Bishop earned his doctorate from Arizona State University in 1972 and taught for
four years at Indiana University before joining the Cal State Fullerton faculty
in 1976. Bishop received his bachelor's degree in elementary education and a
master's degree in reading from San Diego State University.
The College of Education will align Fullerton's organizational structure,
management and leadership with sister CSU campuses and create a streamlined
institutional organization that can more effectively respond to increasing demands
on teacher education, noted Roberta Rikli, dean of the College of Human Development
and Community Service, from which the new college emerged.

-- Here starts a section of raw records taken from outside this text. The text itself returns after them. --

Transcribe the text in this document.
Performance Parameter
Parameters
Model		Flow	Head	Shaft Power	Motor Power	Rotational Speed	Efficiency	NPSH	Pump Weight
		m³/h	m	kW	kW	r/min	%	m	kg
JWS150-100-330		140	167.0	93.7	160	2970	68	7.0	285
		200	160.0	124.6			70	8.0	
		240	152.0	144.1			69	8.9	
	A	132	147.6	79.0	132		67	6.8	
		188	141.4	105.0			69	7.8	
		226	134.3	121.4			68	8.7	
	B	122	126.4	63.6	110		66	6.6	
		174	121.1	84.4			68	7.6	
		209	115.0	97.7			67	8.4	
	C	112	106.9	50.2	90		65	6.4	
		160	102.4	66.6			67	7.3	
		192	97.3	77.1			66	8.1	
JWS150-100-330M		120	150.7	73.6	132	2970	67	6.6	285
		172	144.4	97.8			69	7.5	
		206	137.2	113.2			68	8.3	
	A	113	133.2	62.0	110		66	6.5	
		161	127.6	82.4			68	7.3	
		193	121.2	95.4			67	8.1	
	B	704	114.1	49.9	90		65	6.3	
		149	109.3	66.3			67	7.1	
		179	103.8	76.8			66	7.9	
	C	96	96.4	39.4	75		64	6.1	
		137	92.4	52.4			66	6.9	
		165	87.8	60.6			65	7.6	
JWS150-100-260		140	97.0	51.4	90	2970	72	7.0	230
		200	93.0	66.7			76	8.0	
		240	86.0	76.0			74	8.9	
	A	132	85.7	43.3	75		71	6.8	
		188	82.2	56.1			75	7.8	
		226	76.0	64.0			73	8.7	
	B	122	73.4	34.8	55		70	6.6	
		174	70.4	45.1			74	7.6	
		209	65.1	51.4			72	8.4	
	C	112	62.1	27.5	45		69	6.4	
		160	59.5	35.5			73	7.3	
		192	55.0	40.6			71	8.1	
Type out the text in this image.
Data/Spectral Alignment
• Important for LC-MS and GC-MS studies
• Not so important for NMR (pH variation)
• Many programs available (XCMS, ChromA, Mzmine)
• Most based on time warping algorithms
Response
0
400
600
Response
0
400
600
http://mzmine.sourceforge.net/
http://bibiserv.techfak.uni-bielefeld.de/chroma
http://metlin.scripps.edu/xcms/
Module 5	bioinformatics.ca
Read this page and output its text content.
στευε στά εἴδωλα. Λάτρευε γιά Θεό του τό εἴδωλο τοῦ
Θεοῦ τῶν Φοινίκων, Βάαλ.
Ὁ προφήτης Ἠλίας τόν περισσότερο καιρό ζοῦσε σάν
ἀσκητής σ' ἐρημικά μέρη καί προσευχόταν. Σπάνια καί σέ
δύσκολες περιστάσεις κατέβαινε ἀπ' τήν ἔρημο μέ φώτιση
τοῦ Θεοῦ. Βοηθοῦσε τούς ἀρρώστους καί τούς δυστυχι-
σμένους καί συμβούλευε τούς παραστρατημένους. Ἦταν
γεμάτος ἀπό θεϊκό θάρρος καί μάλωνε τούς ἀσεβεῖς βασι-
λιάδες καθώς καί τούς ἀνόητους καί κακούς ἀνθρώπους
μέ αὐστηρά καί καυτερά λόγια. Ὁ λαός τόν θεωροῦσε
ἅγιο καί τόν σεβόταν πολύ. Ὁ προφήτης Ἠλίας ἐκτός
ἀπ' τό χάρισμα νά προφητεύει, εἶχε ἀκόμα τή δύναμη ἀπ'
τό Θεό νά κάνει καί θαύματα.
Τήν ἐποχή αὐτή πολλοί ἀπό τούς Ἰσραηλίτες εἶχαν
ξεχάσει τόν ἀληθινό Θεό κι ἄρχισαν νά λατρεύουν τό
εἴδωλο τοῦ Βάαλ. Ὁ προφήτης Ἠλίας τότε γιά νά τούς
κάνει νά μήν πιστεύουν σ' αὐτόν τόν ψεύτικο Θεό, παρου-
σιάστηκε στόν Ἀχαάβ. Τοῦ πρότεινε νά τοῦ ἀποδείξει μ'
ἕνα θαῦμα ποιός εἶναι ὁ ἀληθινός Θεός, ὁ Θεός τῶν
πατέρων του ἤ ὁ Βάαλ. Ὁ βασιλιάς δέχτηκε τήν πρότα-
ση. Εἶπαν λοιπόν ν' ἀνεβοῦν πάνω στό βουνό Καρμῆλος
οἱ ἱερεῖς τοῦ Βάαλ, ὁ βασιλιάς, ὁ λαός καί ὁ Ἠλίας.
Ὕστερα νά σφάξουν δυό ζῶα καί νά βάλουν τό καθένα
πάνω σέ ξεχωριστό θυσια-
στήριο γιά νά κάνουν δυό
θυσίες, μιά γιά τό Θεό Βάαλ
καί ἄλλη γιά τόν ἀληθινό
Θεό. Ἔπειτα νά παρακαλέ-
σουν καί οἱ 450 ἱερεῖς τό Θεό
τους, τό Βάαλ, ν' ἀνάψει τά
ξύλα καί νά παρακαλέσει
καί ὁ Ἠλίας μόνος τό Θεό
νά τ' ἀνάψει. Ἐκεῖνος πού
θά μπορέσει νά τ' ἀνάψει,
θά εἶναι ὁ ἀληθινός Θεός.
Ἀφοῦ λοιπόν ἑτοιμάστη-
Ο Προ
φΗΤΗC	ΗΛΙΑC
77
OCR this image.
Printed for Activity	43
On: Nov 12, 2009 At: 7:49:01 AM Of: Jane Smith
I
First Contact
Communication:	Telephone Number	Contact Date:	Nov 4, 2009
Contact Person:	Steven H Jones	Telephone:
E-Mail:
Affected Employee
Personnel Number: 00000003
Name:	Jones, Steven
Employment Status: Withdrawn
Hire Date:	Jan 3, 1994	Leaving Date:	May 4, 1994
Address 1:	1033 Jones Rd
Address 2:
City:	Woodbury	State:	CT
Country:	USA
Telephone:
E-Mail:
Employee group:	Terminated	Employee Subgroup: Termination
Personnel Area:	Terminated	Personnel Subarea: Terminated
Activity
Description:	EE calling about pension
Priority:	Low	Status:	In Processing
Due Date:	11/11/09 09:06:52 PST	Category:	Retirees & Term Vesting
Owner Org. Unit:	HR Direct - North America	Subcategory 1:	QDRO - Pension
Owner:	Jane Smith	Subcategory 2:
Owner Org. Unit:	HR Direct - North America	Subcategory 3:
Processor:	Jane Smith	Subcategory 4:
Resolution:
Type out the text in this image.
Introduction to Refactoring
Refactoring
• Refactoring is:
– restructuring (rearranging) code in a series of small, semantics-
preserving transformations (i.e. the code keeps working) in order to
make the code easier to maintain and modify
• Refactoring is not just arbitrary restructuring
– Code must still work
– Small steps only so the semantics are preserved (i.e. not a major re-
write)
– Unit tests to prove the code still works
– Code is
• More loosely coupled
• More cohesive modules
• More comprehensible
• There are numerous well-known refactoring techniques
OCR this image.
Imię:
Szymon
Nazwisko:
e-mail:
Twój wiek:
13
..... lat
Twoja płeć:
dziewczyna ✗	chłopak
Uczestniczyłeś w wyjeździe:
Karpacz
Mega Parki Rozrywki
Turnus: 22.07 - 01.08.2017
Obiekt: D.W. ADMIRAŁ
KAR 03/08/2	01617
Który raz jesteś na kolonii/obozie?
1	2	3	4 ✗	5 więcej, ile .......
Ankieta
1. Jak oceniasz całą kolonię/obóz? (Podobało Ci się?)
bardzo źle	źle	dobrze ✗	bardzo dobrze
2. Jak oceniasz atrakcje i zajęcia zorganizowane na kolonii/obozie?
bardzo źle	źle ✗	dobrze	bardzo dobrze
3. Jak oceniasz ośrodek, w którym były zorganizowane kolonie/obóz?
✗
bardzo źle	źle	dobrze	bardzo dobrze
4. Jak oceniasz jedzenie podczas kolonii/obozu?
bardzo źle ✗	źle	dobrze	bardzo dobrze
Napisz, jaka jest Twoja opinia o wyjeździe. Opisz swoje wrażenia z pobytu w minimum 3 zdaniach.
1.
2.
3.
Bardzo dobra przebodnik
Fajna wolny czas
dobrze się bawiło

The College of Education includes the departments of Educational Leadership,
Elementary and Bilingual Education, Reading, Secondary Education and Special
Education. A program in instructional design and technology and a joint doctoral
program in educational administration and leadership, which welcomed its first
students in January, also are part of the new college.
During the 2003-04 academic year, 67 full-time faculty members and 172 part-time
lecturers taught 474 course offerings in the School of Education.
"We believe that by establishing a separate and distinct college, our students
will benefit from the enhanced status of a degree program within a College of
Education," said Louise Adler, chair and professor of educational leadership.
"We also will be able to continue to attract high-caliber faculty members to
ensure that our future students receive a first-class education."
In the university's organizational structure, its eight colleges consist of
divisions, departments and programs. The former School of Education was formed
Prior to that, a division of education had been the parent administrative unit
for the departments concerned with teacher preparation. In 1975, then-president
L. Donald Shields, converted the school back to a division within the School of
Human Development and Community Service. Years later, this division re-emerged as
a school. This spring, the Academic Senate recommended to Gordon the formation
of the College of Education.
It is among just 14 universities in the state (out of about 120) to hold national
accreditation. "The school received a stellar accreditation review in 2000," said
Carmen Z. Dunlap, chair and professor of elementary and bilingual education.
"We are one of the major engines driving teacher education in Orange County," said
L.Y. "Mickey" Hollis, acting associate dean, who is retiring this month. "We
have one of the strongest programs in the state, and our recent data indicates
that not only are our students qualified, they generally exceed expectations."